Second half adjustments are indeed extremely important to this team. On average, the dragons are only allowing one goal in the second half. A great example of this teams ability to make adjustments can be seen in the game against ninth-ranked University of Virginia. In the first half, Drexel allowed 5 goals, where as in the second half they locked down Virginia only allowing one goal.
Similarly, in the match against second-ranked North Carolina University, the Dragons allowed two goals in the first half, but managed to reduce North Carolina to just one goal in the second half. The importance of adjustments cannot be overstated. Adjustments allow a team to keep themselves in a game, even if the game looks lost. The Dragons will certainly work on making sure they come out of the gates more focused but the ability to make adjustments is extremely important and a great bright sport for this team.
Drexel’s field hockey team must keep working on their offensive game as well. So far this season, the Dragons have averaged about 1 goal per game. Even with the best defense, and on point adjustments, not being able to score will keep this team on a losing path. Coach Zelenak explained, “Right now we just need to be a little more confident and settled in the offensive circle, we create a lot of positive opportunities that we need to put away.” The inability to put away opportunities is what is truly hurting this team right now.
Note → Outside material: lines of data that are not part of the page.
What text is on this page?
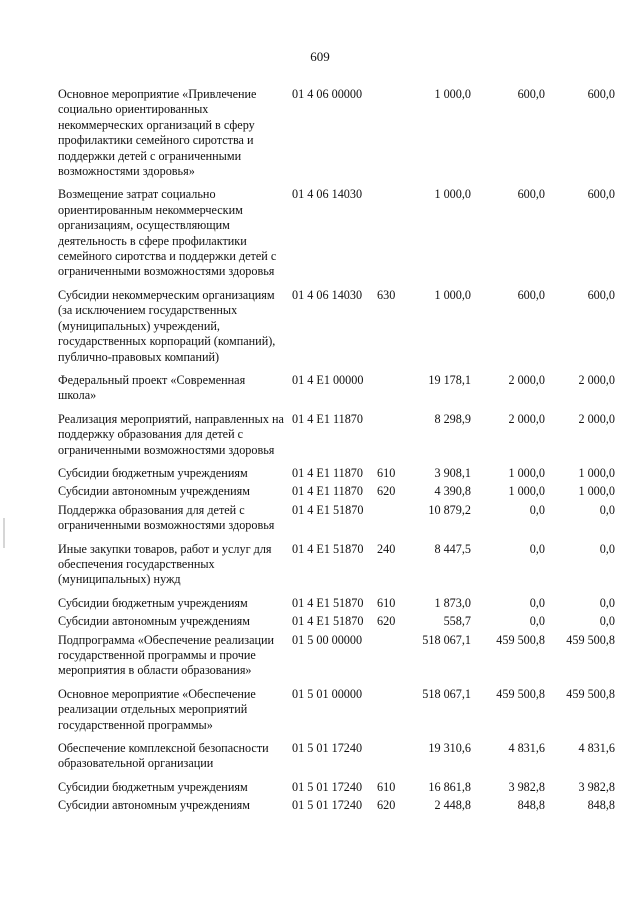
609
Основное мероприятие «Привлечение социально ориентированных некоммерческих организаций в сферу профилактики семейного сиротства и поддержки детей с ограниченными возможностями здоровья»
01 4 06 00000	1 000,0	600,0	600,0
Возмещение затрат социально ориентированным некоммерческим организациям, осуществляющим деятельность в сфере профилактики семейного сиротства и поддержки детей с ограниченными возможностями здоровья
01 4 06 14030	1 000,0	600,0	600,0
Субсидии некоммерческим организациям (за исключением государственных (муниципальных) учреждений, государственных корпораций (компаний), публично-правовых компаний)
01 4 06 14030 630	1 000,0	600,0	600,0
Федеральный проект «Современная школа»
01 4 E1 00000	19 178,1	2 000,0	2 000,0
Реализация мероприятий, направленных на поддержку образования для детей с ограниченными возможностями здоровья
01 4 E1 11870	8 298,9	2 000,0	2 000,0
Субсидии бюджетным учреждениям	01 4 E1 11870 610	3 908,1	1 000,0	1 000,0
Субсидии автономным учреждениям	01 4 E1 11870 620	4 390,8	1 000,0	1 000,0
Поддержка образования для детей с ограниченными возможностями здоровья
01 4 E1 51870	10 879,2	0,0	0,0
Иные закупки товаров, работ и услуг для обеспечения государственных (муниципальных) нужд
01 4 E1 51870 240	8 447,5	0,0	0,0
Субсидии бюджетным учреждениям	01 4 E1 51870 610	1 873,0	0,0	0,0
Субсидии автономным учреждениям	01 4 E1 51870 620	558,7	0,0	0,0
Подпрограмма «Обеспечение реализации государственной программы и прочие мероприятия в области образования»
01 5 00 00000	518 067,1	459 500,8	459 500,8
Основное мероприятие «Обеспечение реализации отдельных мероприятий государственной программы»
01 5 01 00000	518 067,1	459 500,8	459 500,8
Обеспечение комплексной безопасности образовательной организации
01 5 01 17240	19 310,6	4 831,6	4 831,6
Субсидии бюджетным учреждениям	01 5 01 17240 610	16 861,8	3 982,8	3 982,8
Субсидии автономным учреждениям	01 5 01 17240 620	2 448,8	848,8	848,8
The Dragons right now have 12 underclassman to just eight upperclassman. With all the new faces on the team, it will take more then six games to become acclimated to game speed, especially having to play every week. Coach Zelenak noted, “With so many new players both joining the team and earning starting positions, we expected a challenging first half of the season. Because of this we have been very focused on our long-term goals and most importantly being prepared for our strong Colonial Athletic Association conference. Having said that, we are playing the game at a great level right now but still need to translate our corners and shots-on-goal, into actual goals.”
There is no doubt the offense is suffering from unfamiliarity with both offensive plays and in game situations in general. Players who are new to the collegiate level of field hockey are going to need time to become acclimated to new game situations that they may never have seen before in high school. It is certainly going to take time, but with the way the Dragons have played defense, once the offensive side of the ball comes around this team will be a force.
The Dragons still have many games left on their schedule including all six conference games. They will face their first CAA opponent, Northeastern University, in Boston on Friday, Oct. 2. On Sept. 28, the Dragons will be facing Lafayette University. The Drexel field hockey team has many positives attached to it, there is no doubt this team has a bright future, and it is likely we will see flashes of that bright future as soon as the 28th.